Peon tasks stop receiving data after sometime. Zk issue?

Hi,
In my current setup, there are times when data is not being indexed in middle managers for one full hour and suddenly it will start indexing from the next hour when new jobs are spawnes. The time it happens is very erratic and its hard to find out whats going on. During the hour in which the data is not sent, the tranquility sender prints these messages continuously.

228746 [ClusteredBeam-ZkFuturePool-14d725f8-5834-4dd4-a9dc-4721a2d96954] INFO com.metamx.tranquility.beam.ClusteredBeam - Global latestCloseTime[2016-02-08T02:00:00.000-07:00] for identifier[overlord/vidmessage] has moved past timestamp[2016-02-08T02:00:00.000-07:00], not creating merged beam

228748 [ClusteredBeam-ZkFuturePool-14d725f8-5834-4dd4-a9dc-4721a2d96954] INFO com.metamx.tranquility.beam.ClusteredBeam - Turns out we decided not to actually make beams for identifier[overlord/vidmessage] timestamp[2016-02-08T02:00:00.000-07:00]. Returning None.

228791 [ClusteredBeam-ZkFuturePool-14d725f8-5834-4dd4-a9dc-4721a2d96954] INFO com.metamx.tranquility.beam.ClusteredBeam - Global latestCloseTime[2016-02-08T02:00:00.000-07:00] for identifier[overlord/vidmessage] has moved past timestamp[2016-02-08T02:00:00.000-07:00], not creating merged beam

228792 [ClusteredBeam-ZkFuturePool-14d725f8-5834-4dd4-a9dc-4721a2d96954] INFO com.metamx.tranquility.beam.ClusteredBeam - Turns out we decided not to actually make beams for identifier[overlord/vidmessage] timestamp[2016-02-08T02:00:00.000-07:00]. Returning None.
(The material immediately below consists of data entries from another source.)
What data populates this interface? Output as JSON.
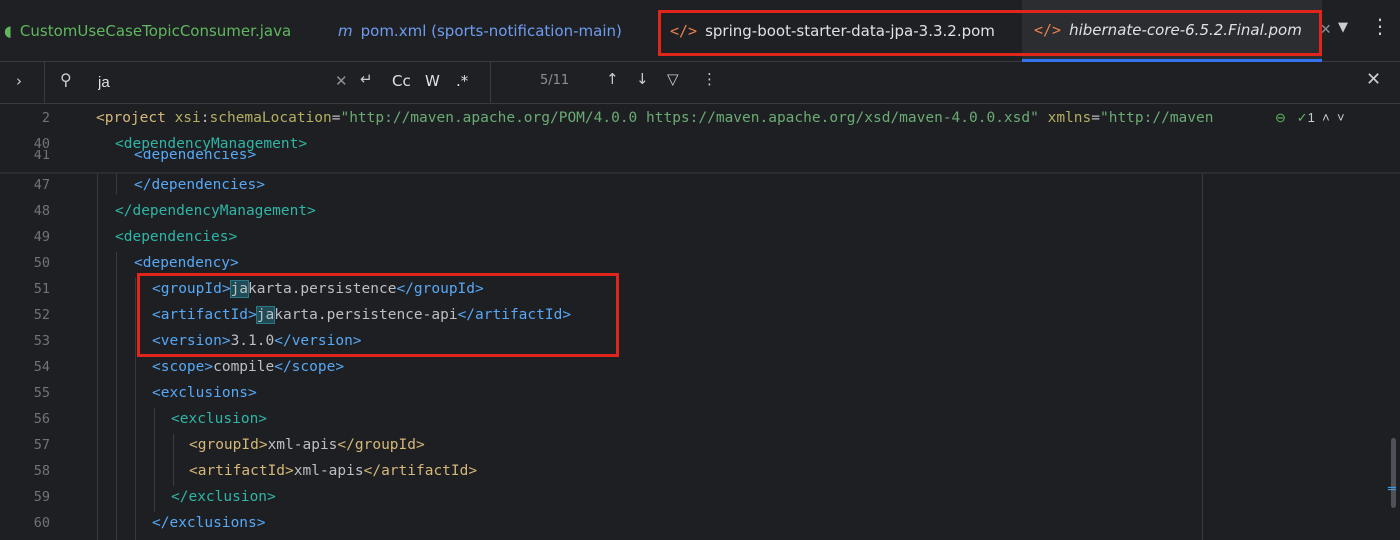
{
  "tabs": [
    {
      "label": "CustomUseCaseTopicConsumer.java",
      "icon": "java-class-icon"
    },
    {
      "label": "pom.xml (sports-notification-main)",
      "icon": "maven-icon",
      "icon_glyph": "m"
    },
    {
      "label": "spring-boot-starter-data-jpa-3.3.2.pom",
      "icon": "xml-file-icon",
      "icon_glyph": "</>"
    },
    {
      "label": "hibernate-core-6.5.2.Final.pom",
      "icon": "xml-file-icon",
      "icon_glyph": "</>",
      "active": true
    }
  ],
  "search": {
    "query": "ja",
    "match_count": "5/11",
    "case_label": "Cc",
    "word_label": "W",
    "regex_label": ".*"
  },
  "editor": {
    "inspection_count": "1",
    "lines": [
      {
        "no": "2",
        "text": "<project xsi:schemaLocation=\"http://maven.apache.org/POM/4.0.0 https://maven.apache.org/xsd/maven-4.0.0.xsd\" xmlns=\"http://maven"
      },
      {
        "no": "40",
        "text": "<dependencyManagement>"
      },
      {
        "no": "41",
        "text": "<dependencies>"
      },
      {
        "no": "47",
        "text": "</dependencies>"
      },
      {
        "no": "48",
        "text": "</dependencyManagement>"
      },
      {
        "no": "49",
        "text": "<dependencies>"
      },
      {
        "no": "50",
        "text": "<dependency>"
      },
      {
        "no": "51",
        "text": "<groupId>jakarta.persistence</groupId>"
      },
      {
        "no": "52",
        "text": "<artifactId>jakarta.persistence-api</artifactId>"
      },
      {
        "no": "53",
        "text": "<version>3.1.0</version>"
      },
      {
        "no": "54",
        "text": "<scope>compile</scope>"
      },
      {
        "no": "55",
        "text": "<exclusions>"
      },
      {
        "no": "56",
        "text": "<exclusion>"
      },
      {
        "no": "57",
        "text": "<groupId>xml-apis</groupId>"
      },
      {
        "no": "58",
        "text": "<artifactId>xml-apis</artifactId>"
      },
      {
        "no": "59",
        "text": "</exclusion>"
      },
      {
        "no": "60",
        "text": "</exclusions>"
      }
    ]
  },
  "colors": {
    "highlight": "#e0261b",
    "tag_gold": "#d5b778",
    "tag_blue": "#57a8f5",
    "tag_teal": "#2fb5a6",
    "attr_value": "#6aab73",
    "search_hit": "#1f4b57"
  }
}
In this current scenario, the indexing stopped 20 minutes into the hour, the middle manager log for one of the tasks shows logs that it persists the segments for every 100,000 rows but after the 20th minute I just see a lot of server disappeared messages. The full log is attached to the thread. What could be the problem? Has it got something to do with the zookeeper?

Thanks,

Ram

task payload.json (1.75 KB)

peon logs.log (1.07 MB)

The version of druid is 0.8.2 and the tranquility version is 0.4.2

I have already gone through this post https://groups.google.com/forum/#!topic/druid-development/t2AYsr3ZfX8 and this suggest that we run with 2 replicas. But in my case the job isnt defunct, it succeeds but they stop receiving anything and tranquility thinks that it has decided not to create a tasks eventhough they were sending data a few seconds ago

For anyone who is facing a similar problem. I fixed this by using a better overlord node and upgraded the tranquility version to 0.7.2. It was mostly because the overlord was very low pwered device and caused a lot of connection resets everywhere.

Glad you figured it out :slight_smile:

Hi Fangjin,

I’m experiencing the same issue and it happens sometimes unexpectedly. What’s possibly the root cause of this error?